The barnstorming press briefing – in which Burnham accused ministers of playing poker with residents’ livelihoods and won applause from a growing crowd – was almost over when Kevin Lee, Burnham’s usually camera-shy aide, rushed to the front saying: “I think you should read this, Andy.”

As the mayor scanned a message, Leese announced that Greater Manchester’s MP’s had just been told by No 10 “that it was going to be £22m only, and they are going to try and pick off individual councils”.

The crowd, which had swelled in size as word spread that the mayor – dubbed the king of the north” – was speaking to the people, booed. Burnham appeared shocked at what he had read, declaring it “brutal – this is no way to run the country in a national crisis”. It is not right to “grind people down and offer the least they can get away with,” he said.

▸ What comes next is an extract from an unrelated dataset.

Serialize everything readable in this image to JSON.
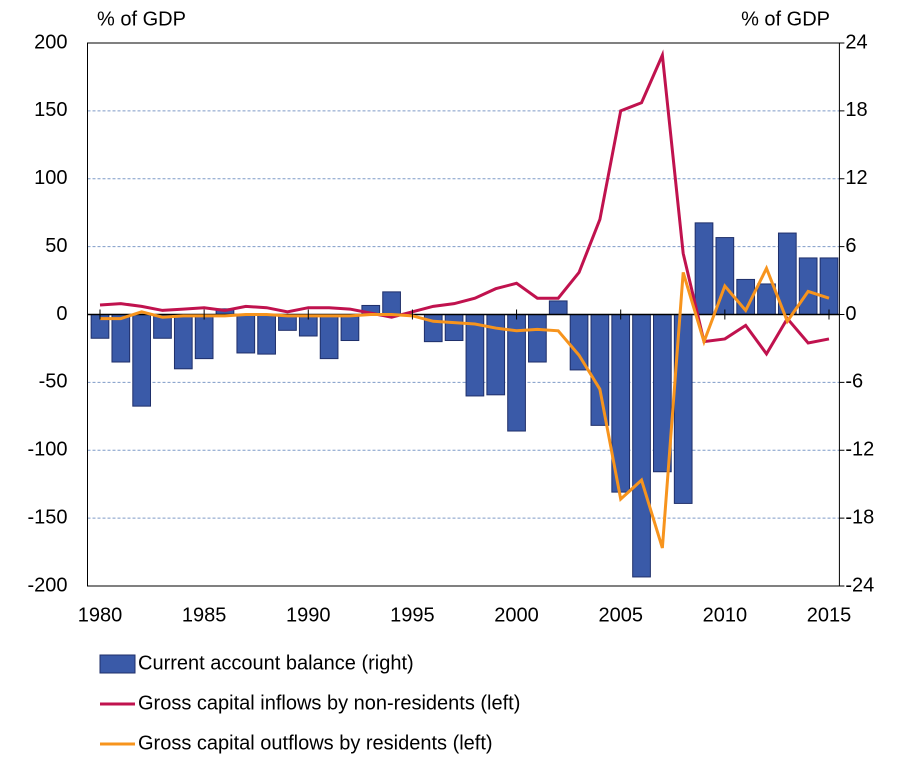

In the end it emerged that the £22m was for test and trace only. And despite Johnson refusing five times to confirm during his own 5pm press conference that the £60m final offer of business support remained on the table, No 10 sources later insisted it did.

Outside the Bridgewater Hall, the Guardian asked Burnham if he’d have got more money if he was a Conservative mayor. “Course he would!” shouted the hecklers. Burnham was more considered: “This was a government elected to level up. Can it say paying two-thirds of people’s wages is in any way an act of levelling up? Of course not. It’s an act of levelling those people down and grinding them into the dirt.”